Nunmehr stellte der Kirchenvorstand zu S. gegen den Kirchenvorstand zu B. Klage an mit dem Antrage,

festzustellen, daß die gemeinschaftlichen Kosten von jeder Kirche zur Hälfte zu tragen seien, und den Beklagten zur Erstattung des Mehrbetrages des dem Kläger auferlegten und von ihm vorläufig bezahlten Kostenanteiles zu verurteilen.

Der Beklagte bestritt die Klage und beantragte widerklagend,

die Rechtsbeständigkeit des angewandten Verteilungsfußes von 1:2 festzustellen.

Er machte hierfür geltend, daß diese Verteilungsnorm durch Observanz (Herkommen) begründet worden sei. Beide Vorinstanzen waren darüber einverstanden, daß unter Observanz und Herkommen nur ein lokales oder partikulares Gewohnheitsrecht verstanden werden dürfe; sie hielten auch dafür, daß die Norm für die Verteilung derartiger gemeinschaftlicher Kosten zweier Gemeinden im Wege eines Gewohnheitsrechtes begründet und abgeändert werden könne. Die erste Instanz hielt den Beweis der gewohnheitsrechtlichen Abänderung des ursprünglichen Verteilungsfußes für erbracht und erkannte somit, nach Maßgabe des Antrages der Widerklage, auf Abweisung der Klage; die zweite Instanz erachtete diesen Beweis für nicht geführt und erkannte daher nach dem Klagantrage, unter Abweisung der Widerklage. Auf die Revision des Beklagten und Widerklagen wurde das zweitinstanzliche Urteil aufgehoben und die Berufung des Klägers und Widerbeklagten gegen das erstrichterliche Urteil zurückgewiesen aus folgenden Gründen:

Gründe

"Der Streit der beiden Kirchengemeinden S. und B. dreht sich lediglich um die Frage, ob sie die Baukosten für das gemeinschaftliche Pfarrhaus, wie dies bis zum Jahre 1837 geschehen, je zur Hälfte zu tragen haben, oder ob in Gemäßheit des seit dem Jahre 1839 zur Anwendung gebrachten Verteilungsmaßstabes von 1:2 die klagende Kirchengemeinde S. 2/3, die beklagte Kirchengemeinde B. 1/3 zu diesen Baukosten beizutragen hat.

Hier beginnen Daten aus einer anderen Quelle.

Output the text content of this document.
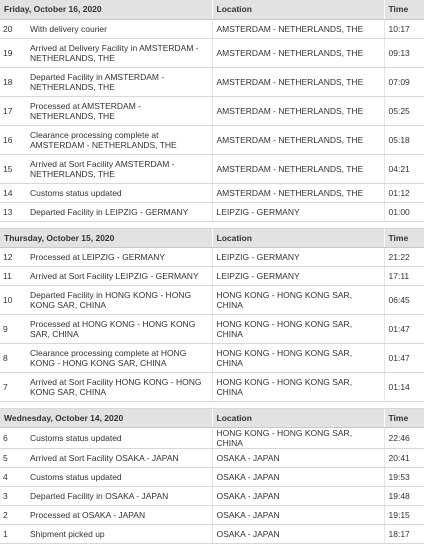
Friday, October 16, 2020		Location	Time
20	With delivery courier	AMSTERDAM - NETHERLANDS, THE	10:17
19	Arrived at Delivery Facility in AMSTERDAM - NETHERLANDS, THE	AMSTERDAM - NETHERLANDS, THE	09:13
18	Departed Facility in AMSTERDAM - NETHERLANDS, THE	AMSTERDAM - NETHERLANDS, THE	07:09
17	Processed at AMSTERDAM - NETHERLANDS, THE	AMSTERDAM - NETHERLANDS, THE	05:25
16	Clearance processing complete at AMSTERDAM - NETHERLANDS, THE	AMSTERDAM - NETHERLANDS, THE	05:18
15	Arrived at Sort Facility AMSTERDAM - NETHERLANDS, THE	AMSTERDAM - NETHERLANDS, THE	04:21
14	Customs status updated	AMSTERDAM - NETHERLANDS, THE	01:12
13	Departed Facility in LEIPZIG - GERMANY	LEIPZIG - GERMANY	01:00

Thursday, October 15, 2020		Location	Time
12	Processed at LEIPZIG - GERMANY	LEIPZIG - GERMANY	21:22
11	Arrived at Sort Facility LEIPZIG - GERMANY	LEIPZIG - GERMANY	17:11
10	Departed Facility in HONG KONG - HONG KONG SAR, CHINA	HONG KONG - HONG KONG SAR, CHINA	06:45
9	Processed at HONG KONG - HONG KONG SAR, CHINA	HONG KONG - HONG KONG SAR, CHINA	01:47
8	Clearance processing complete at HONG KONG - HONG KONG SAR, CHINA	HONG KONG - HONG KONG SAR, CHINA	01:47
7	Arrived at Sort Facility HONG KONG - HONG KONG SAR, CHINA	HONG KONG - HONG KONG SAR, CHINA	01:14

Wednesday, October 14, 2020		Location	Time
6	Customs status updated	HONG KONG - HONG KONG SAR, CHINA	22:46
5	Arrived at Sort Facility OSAKA - JAPAN	OSAKA - JAPAN	20:41
4	Customs status updated	OSAKA - JAPAN	19:53
3	Departed Facility in OSAKA - JAPAN	OSAKA - JAPAN	19:48
2	Processed at OSAKA - JAPAN	OSAKA - JAPAN	19:15
1	Shipment picked up	OSAKA - JAPAN	18:17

Mit Unrecht hat die Vorinstanz die Entscheidung dieses Streites davon abhängig gemacht, ob für das Herkommen, auf welches sich die beklagte Gemeinde für die Beschränkung ihrer Beitragspflicht auf 1/3 beruft, alle zur Bildung eines lokalen Gewohnheitsrechtes erforderlichen Voraussetzungen vorliegen. Denn es handelt sich hier nicht um eine auf lokales Gewohnheitsrecht zurückzuführende Rechtsregel, welche der Entscheidung zu Grunde gelegt werden könnte, sondern um ein Herkommen, durch welches nur ein konkretes Rechtsverhältnis zweier Gemeinden eine Umgestaltung erfahren haben soll. Für die Frage, welche Bedeutung man einem solchen Herkommen beilegen darf, kommt ein wesentlich anderer rechtlicher Gesichtspunkt in Betracht, als der ist, von dem man auszugehen hat, wenn ein objektiver Rechtssatz in Frage steht, welcher im lokalen Gewohnheitsrechte seine Quelle haben soll.

Wo die Regelung eines Verhältnisses, wie das hier in Frage stehende, lediglich der Privatautonomie der Kirchengemeinden überlassen war, letztere also dasselbe durch Vertrag ordnen konnten, ohne dafür an die Genehmigung einer kirchlichen Behörde gebunden zu, sein, da kann es kein Bedenken haben, in dem Herkommen, welches in die äußere Erscheinung getreten ist durch die in einer längeren Zeitperiode befolgte Norm, eine die vertragsmäßige Abmachung ersetzende gegenseitige Anerkennung dieser Norm als einer bindenden zu erblicken.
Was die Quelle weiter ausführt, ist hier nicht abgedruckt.